Experts unanimously agree that Korea's retained earnings taxation system constitutes double taxation, requiring companies to pay taxes again after corporate tax. In the United States and Japan, taxation is imposed only when profits are retained beyond business needs to avoid dividends to shareholders or income tax, but Korea's retained earnings taxation system, the Investment and Win-Win Cooperation Promotion Tax System, is operated to encourage investment and win-win cooperation, thus constituting double taxation in principle.

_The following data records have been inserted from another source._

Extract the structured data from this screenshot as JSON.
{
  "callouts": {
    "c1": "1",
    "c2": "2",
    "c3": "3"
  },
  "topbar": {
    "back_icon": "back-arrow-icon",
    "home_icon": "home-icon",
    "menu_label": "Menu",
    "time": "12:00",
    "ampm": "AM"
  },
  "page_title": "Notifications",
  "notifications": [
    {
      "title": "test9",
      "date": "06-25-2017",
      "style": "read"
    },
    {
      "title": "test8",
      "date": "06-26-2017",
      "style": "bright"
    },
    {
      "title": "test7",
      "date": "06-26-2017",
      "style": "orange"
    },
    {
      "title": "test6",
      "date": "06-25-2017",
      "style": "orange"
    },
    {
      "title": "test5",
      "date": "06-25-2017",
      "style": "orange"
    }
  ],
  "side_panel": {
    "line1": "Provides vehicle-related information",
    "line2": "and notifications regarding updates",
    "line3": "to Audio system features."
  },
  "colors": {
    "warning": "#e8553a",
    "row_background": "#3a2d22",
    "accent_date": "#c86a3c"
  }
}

There are also concerns that the current retained earnings taxation system causes involuntary investments by companies, which could weaken corporate competitiveness. Kim Taedong, a researcher at KAMA, pointed out, "If companies invest to reduce tax burdens, investment efficiency may decline, and if they invest reluctantly to avoid taxes, it could infringe on economic freedom and creativity guaranteed by the constitution."
Lee Manwoo, Chairman of the Private Pension Fund Investment Pool Operating Committee and Professor Emeritus at Korea University, argued, "The retained earnings taxation system negatively affects foreign investment. Corporate investment decisions, which should be based on future prospects, may lead to reckless timing decisions due to awareness of retained earnings taxation, increasing the risk of investment failure and potentially threatening the very existence of companies."
Calls were also made to remove the "colored glasses" through which retained earnings are viewed. Professor Kim Taedong of CHA University said, "It is unfortunate that the widespread misunderstanding that retained earnings are excessive cash hoarded by companies neglecting investment and employment persists. Based on such social misuse, incorrect policies and wasteful debates arise, and social losses accumulate."